Some statutory restrictions have affected how CBP has approached its spending at the facilities. For example, the Recovery Act requires $420 million to be spent at CBP-owned land ports of entry. Many of the Nation’s port of entry facilities, however, are owned by the General Services Administration (GSA), not CBP. (Congress separately appropriated funds for use at the GSA facilities.) Therefore, CBP shifted its plans to match the spending to the facilities designated by Congress. This has resulted in more spending in the near term for northern border ports—as compared to southern border ports—than CBP had proposed in its prioritization plans prior to enactment of the Recovery Act. Another impact of the statute relates to procurement mechanisms. CBP decided to approach the procurement of construction contracts in ways that expedited construction in keeping with the stated Congressional goals contained in the Recovery Act. Those expedited procedures—although lawful—reduced the number of contractors that might otherwise have bid on the construction projects.

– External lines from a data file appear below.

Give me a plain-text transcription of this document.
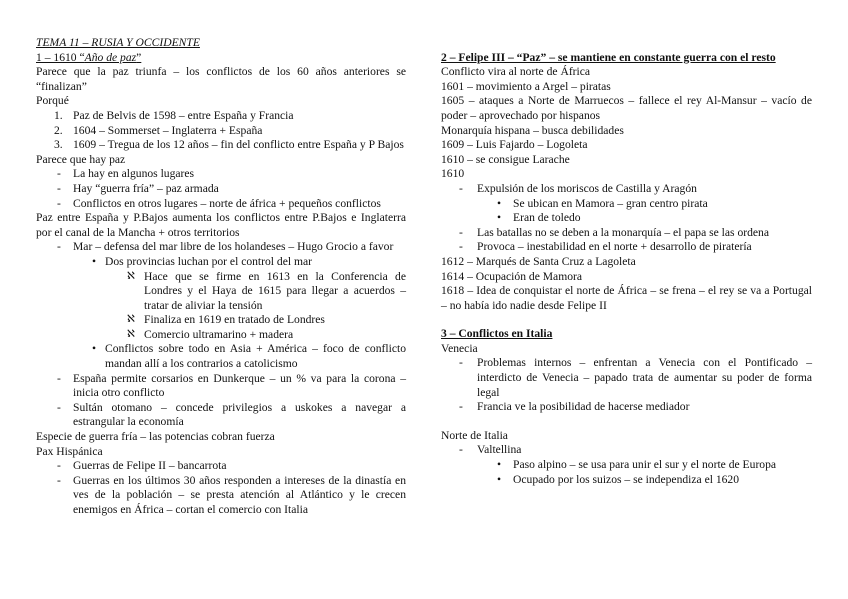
TEMA 11 – RUSIA Y OCCIDENTE

1 – 1610 “Año de paz”

Parece que la paz triunfa – los conflictos de los 60 años anteriores se “finalizan”

Porqué

1. Paz de Belvis de 1598 – entre España y Francia

2. 1604 – Sommerset – Inglaterra + España

3. 1609 – Tregua de los 12 años – fin del conflicto entre España y P Bajos

Parece que hay paz

-	La hay en algunos lugares

-	Hay “guerra fría” – paz armada

-	Conflictos en otros lugares – norte de áfrica + pequeños conflictos

Paz entre España y P.Bajos aumenta los conflictos entre P.Bajos e Inglaterra por el canal de la Mancha + otros territorios

-	Mar – defensa del mar libre de los holandeses – Hugo Grocio a favor

• Dos provincias luchan por el control del mar

ℵ Hace que se firme en 1613 en la Conferencia de Londres y el Haya de 1615 para llegar a acuerdos – tratar de aliviar la tensión

ℵ Finaliza en 1619 en tratado de Londres

ℵ Comercio ultramarino + madera

• Conflictos sobre todo en Asia + América – foco de conflicto mandan allí a los contrarios a catolicismo

-	España permite corsarios en Dunkerque – un % va para la corona – inicia otro conflicto

-	Sultán otomano – concede privilegios a uskokes a navegar a estrangular la economía

Especie de guerra fría – las potencias cobran fuerza

Pax Hispánica

-	Guerras de Felipe II – bancarrota

-	Guerras en los últimos 30 años responden a intereses de la dinastía en ves de la población – se presta atención al Atlántico y le crecen enemigos en África – cortan el comercio con Italia

2 – Felipe III – “Paz” – se mantiene en constante guerra con el resto

Conflicto vira al norte de África

1601 – movimiento a Argel – piratas

1605 – ataques a Norte de Marruecos – fallece el rey Al-Mansur – vacío de poder – aprovechado por hispanos

Monarquía hispana – busca debilidades

1609 – Luis Fajardo – Logoleta

1610 – se consigue Larache

1610

-	Expulsión de los moriscos de Castilla y Aragón

•	Se ubican en Mamora – gran centro pirata

•	Eran de toledo

-	Las batallas no se deben a la monarquía – el papa se las ordena

-	Provoca – inestabilidad en el norte + desarrollo de piratería

1612 – Marqués de Santa Cruz a Lagoleta

1614 – Ocupación de Mamora

1618 – Idea de conquistar el norte de África – se frena – el rey se va a Portugal – no había ido nadie desde Felipe II

3 – Conflictos en Italia

Venecia

-	Problemas internos – enfrentan a Venecia con el Pontificado – interdicto de Venecia – papado trata de aumentar su poder de forma legal

-	Francia ve la posibilidad de hacerse mediador

Norte de Italia

-	Valtellina

•	Paso alpino – se usa para unir el sur y el norte de Europa

•	Ocupado por los suizos – se independiza el 1620
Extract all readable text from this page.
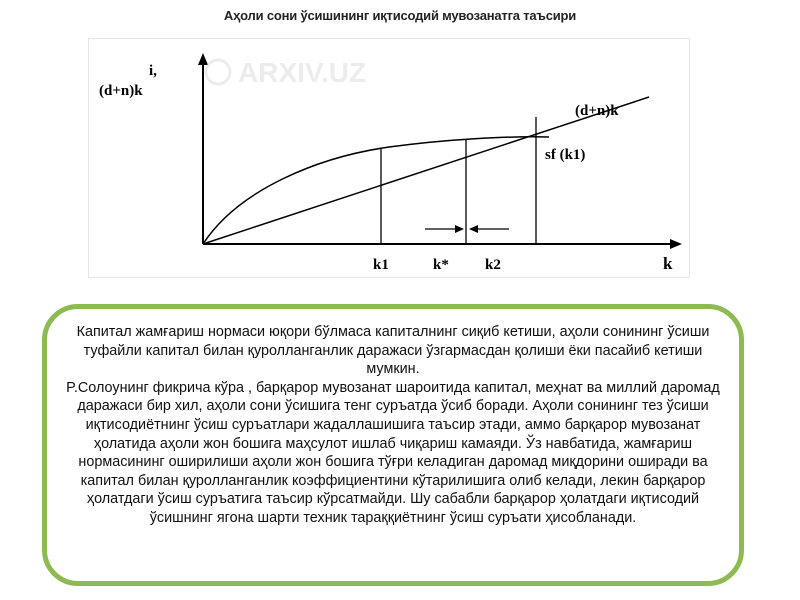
Аҳоли сони ўсишининг иқтисодий мувозанатга таъсири
i,
(d+n)k
(d+n)k
sf (k1)
k1	k* k2	k
ARXIV.UZ

Капитал жамғариш нормаси юқори бўлмаса капиталнинг сиқиб кетиши, аҳоли сонининг ўсиши туфайли капитал билан қуролланганлик даражаси ўзгармасдан қолиши ёки пасайиб кетиши мумкин.

P.Солоунинг фикрича кўра , барқарор мувозанат шароитида капитал, меҳнат ва миллий даромад даражаси бир хил, аҳоли сони ўсишига тенг суръатда ўсиб боради. Аҳоли сонининг тез ўсиши иқтисодиётнинг ўсиш суръатлари жадаллашишига таъсир этади, аммо барқарор мувозанат ҳолатида аҳоли жон бошига маҳсулот ишлаб чиқариш камаяди. Ўз навбатида, жамғариш нормасининг оширилиши аҳоли жон бошига тўғри келадиган даромад миқдорини оширади ва капитал билан қуролланганлик коэффициентини кўтарилишига олиб келади, лекин барқарор ҳолатдаги ўсиш суръатига таъсир кўрсатмайди. Шу сабабли барқарор ҳолатдаги иқтисодий ўсишнинг ягона шарти техник тараққиётнинг ўсиш суръати ҳисобланади.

We find no fault in this choice; the decision to pursue the procurements in this fashion more closely aligned with the stated directives of the Recovery Act than other options.
We make two additional recommendations. The first relates to projections CBP initially made to Congress regarding the number of facilities that could be constructed with the $420 million appropriated. CBP is experiencing lower costs than initially projected. We therefore recommend that CBP continue to invest in additional port of entry facilities with the remaining Recovery Act funds.
Second, we recommend that the Department conduct periodic studies to determine whether any ports of entry should be closed. The Secretary of Homeland Security currently has authority to close permanently ports of entry. None have been closed for at least several decades. Although permanent closure of a port of entry involves a number of complex considerations, some of the facilities that currently exist are separated by only several miles and have low traffic volumes. We believe that further and periodic study is therefore warranted.
Based on our 30-day review, we believe that CBP acted prudently in response to the large appropriation specified for CBP-owned port of entry facilities.